岩清水日記

「あしひきの岩間をつたふ苔水のかすかにわれはすみわたるかも」良寛

奥田知志さんのお話を聴く。 『絆』プロジェクトについて。

2011-12-17 20:28:01 | 東日本大震災


北九州ホームレス支援機構理事長の奥田牧師の講演をお聴きするのは3回目です。
前2回のお話はもちろんホームレス支援でした。

しかし今回は、やはり震災支援のお話だ。
地域の核となるようなNPOは必ず行動を起こしている。
岡山県医療ソーシャルワーカー協会主催でした。

私は地元のAMDA以外の支援内容については疎い。
それだけに奥田牧師の話を聴きたかった。

壇上から話される支援の内容についてお聴きするうちに自然とAMDAの活動と重ね合わせていた。
ホームレス支援と緊急医療支援のNPOがいかに重なっていくか。
頭を整理しながら書いてみたいと思います。

『絆』

その1:ネットワークと物資供給搬送支援
北九州ホームレス支援機構は仙台にホームレス支援仲間がいた。
ホームレス支援団体の特技はなんといっても炊き出し。震災当日から行動を開始した。
仙台の帰宅難民への支援だ。しかし備蓄物資は3日でなくなるという。
連絡を受けた奥田牧師は、北九州のグリーンコープに掛け合う。旧知の仲だ。
組合員40万人の力が搬送に注がれる。

AMDAの支援の物資調達・搬送を中心的に担ったのは、おかやまコープだった。
おかやまコープはAMDA基金があるほど日頃から密接な関係にある。

その2:行政を巻き込んだ取り組み
奥田牧師は市長に携帯電話から直訴。『絆』プロジェクト計画が立ち上がる。

AMDA菅波理事長が総社市長に現地より電話で支援を要請。借りた電気自動車の活躍がニューヨークタイムス紙に掲載。
市長に「おねだり」できるほどの関係を築いている。

その3:地域住民の代表としてのNPO
地元に全国的ネットワークを持つNPOがあることの意味は大きい。 
今回の大震災募金においては日赤等の募金の分配が公平性を守るがゆえに被災者にはなかなか届かない。
一方、NPOに直接寄付した場合はすぐに支援へと繋がり、その効果も目に見えやすい。
多額の寄付が両NPOに集まり効果的に使われた。また基金として今後も有効利用される。

その4:支援内容が重なっていく
北九州ホームレス支援機構は文字通りホームレス支援が「本業」。一方、AMDAは緊急医療支援が「本業」。
重なりにくいと思われるがそうではないのです。
被災者の方々には失礼な書き方かもしれないが「ホームレス」状態になって避難されたのです。
(ここで余談ですが、奥田牧師は市の有力者に「北九州ホームレス支援機構」の名を使うことは被災者に失礼だ、名前を変えろと言われ情けなくて一晩飲み明かしたと話された。まさにホームレス蔑視です。)
ホームレス支援は炊き出し⇒住宅⇒家財道具⇒就労。そして伴走型支援へと繋がっていく。継続的支援である。

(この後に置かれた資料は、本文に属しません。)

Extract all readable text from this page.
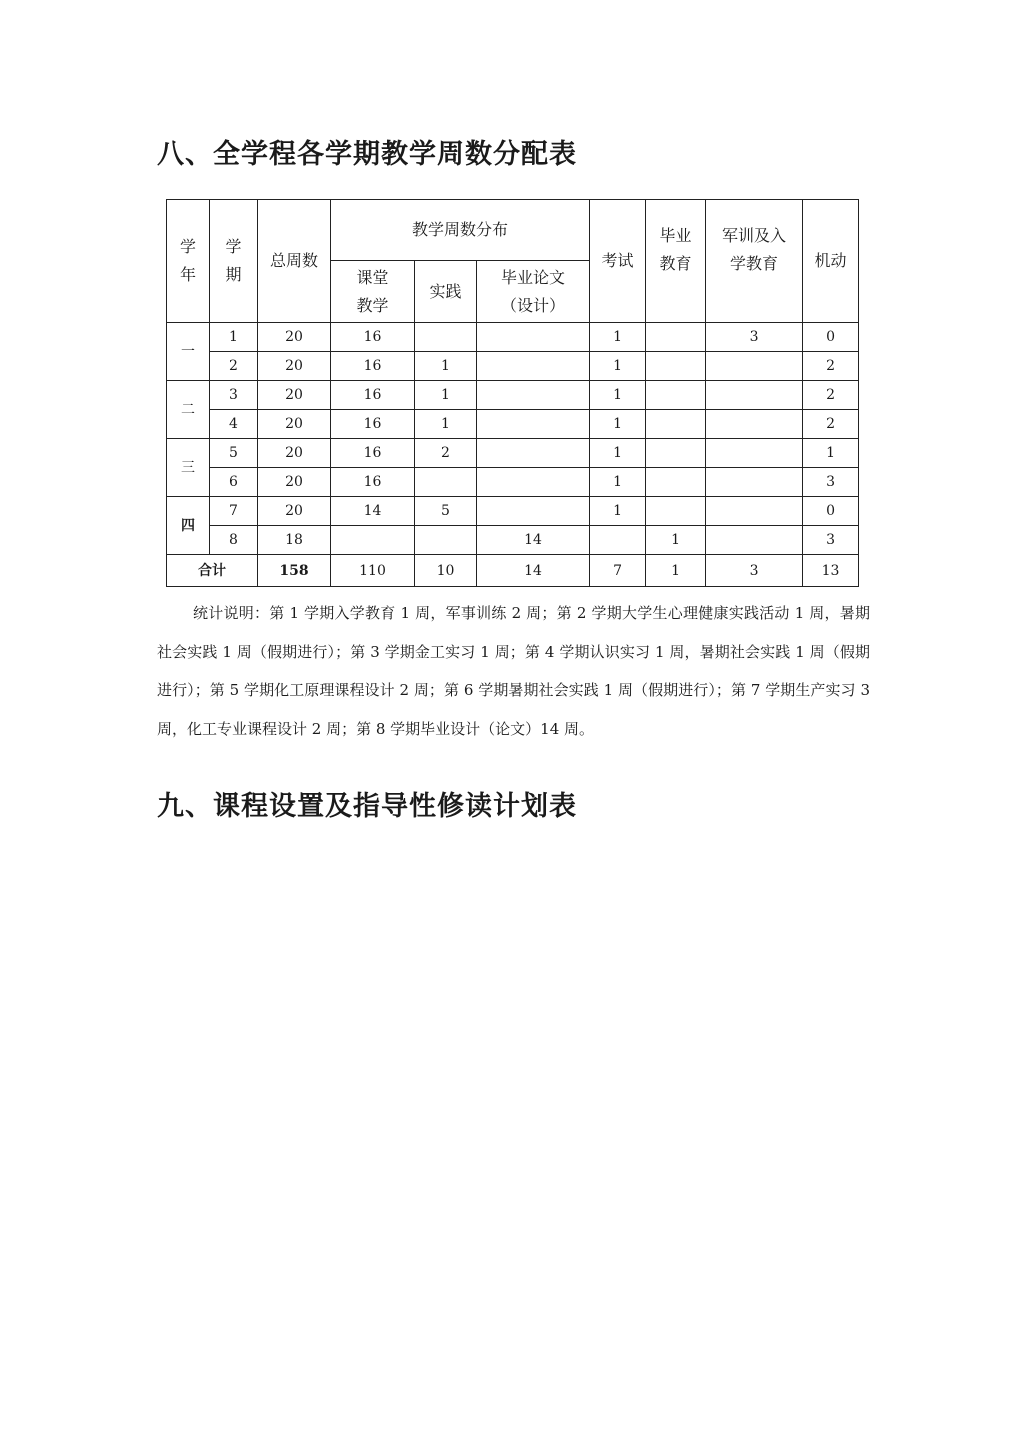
八、全学程各学期教学周数分配表
学年	学期	总周数	教学周数分布			考试	毕业教育	军训及入学教育	机动
			课堂教学	实践	毕业论文（设计）				
一	1	20	16			1		3	0
	2	20	16	1		1			2
二	3	20	16	1		1			2
	4	20	16	1		1			2
三	5	20	16	2		1			1
	6	20	16			1			3
四	7	20	14	5		1			0
	8	18			14		1		3
合计		158	110	10	14	7	1	3	13

统计说明：第 1 学期入学教育 1 周，军事训练 2 周；第 2 学期大学生心理健康实践活动 1 周，暑期社会实践 1 周（假期进行）；第 3 学期金工实习 1 周；第 4 学期认识实习 1 周，暑期社会实践 1 周（假期进行）；第 5 学期化工原理课程设计 2 周；第 6 学期暑期社会实践 1 周（假期进行）；第 7 学期生产实习 3 周，化工专业课程设计 2 周；第 8 学期毕业设计（论文）14 周。

九、课程设置及指导性修读计划表
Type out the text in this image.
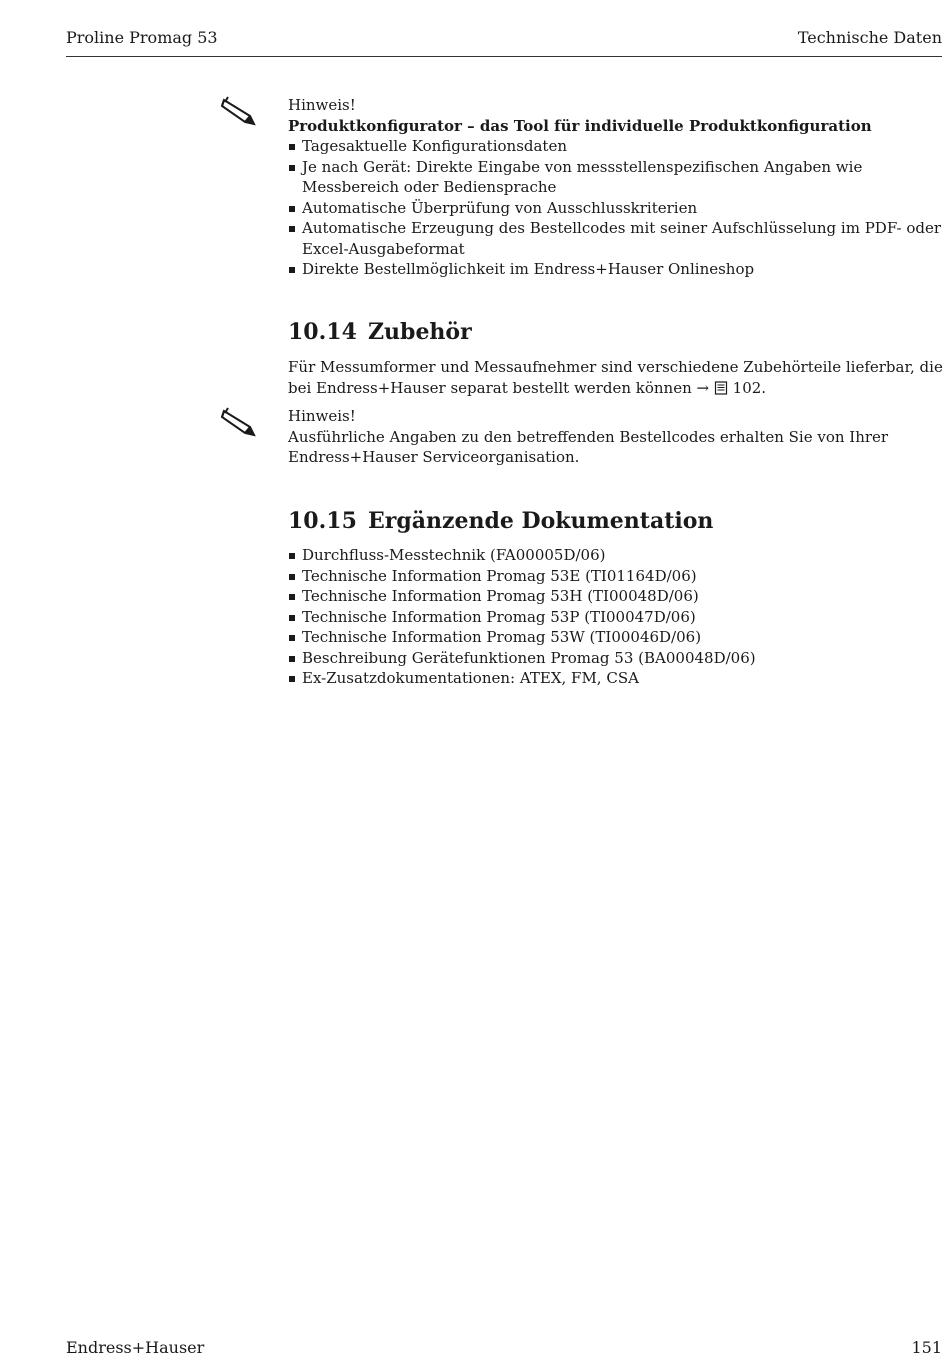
Proline Promag 53	Technische Daten
Hinweis!
Produktkonfigurator – das Tool für individuelle Produktkonfiguration
Tagesaktuelle Konfigurationsdaten
Je nach Gerät: Direkte Eingabe von messstellenspezifischen Angaben wie Messbereich oder Bediensprache
Automatische Überprüfung von Ausschlusskriterien
Automatische Erzeugung des Bestellcodes mit seiner Aufschlüsselung im PDF- oder Excel-Ausgabeformat
Direkte Bestellmöglichkeit im Endress+Hauser Onlineshop
10.14 Zubehör
Für Messumformer und Messaufnehmer sind verschiedene Zubehörteile lieferbar, die bei Endress+Hauser separat bestellt werden können → 102.
Hinweis!
Ausführliche Angaben zu den betreffenden Bestellcodes erhalten Sie von Ihrer Endress+Hauser Serviceorganisation.
10.15 Ergänzende Dokumentation
Durchfluss-Messtechnik (FA00005D/06)
Technische Information Promag 53E (TI01164D/06)
Technische Information Promag 53H (TI00048D/06)
Technische Information Promag 53P (TI00047D/06)
Technische Information Promag 53W (TI00046D/06)
Beschreibung Gerätefunktionen Promag 53 (BA00048D/06)
Ex-Zusatzdokumentationen: ATEX, FM, CSA
Endress+Hauser	151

ではAMDAはどうか。緊急医療支援から日常的な慢性病治療、鍼灸師や理学療法士による支援。健康センターの設立。奨学金支援。継続的な支援へと移行して行っている。

この両NPOはともに20年以上の支援経験がある。

奥田牧師のことば。「災害が起きてから準備をしても間に合わない。事前に準備しておくこと」
AMDA菅波代表のことば。「救える命があればどこまでも」

ともに、西日本大震災への準備が始まっている。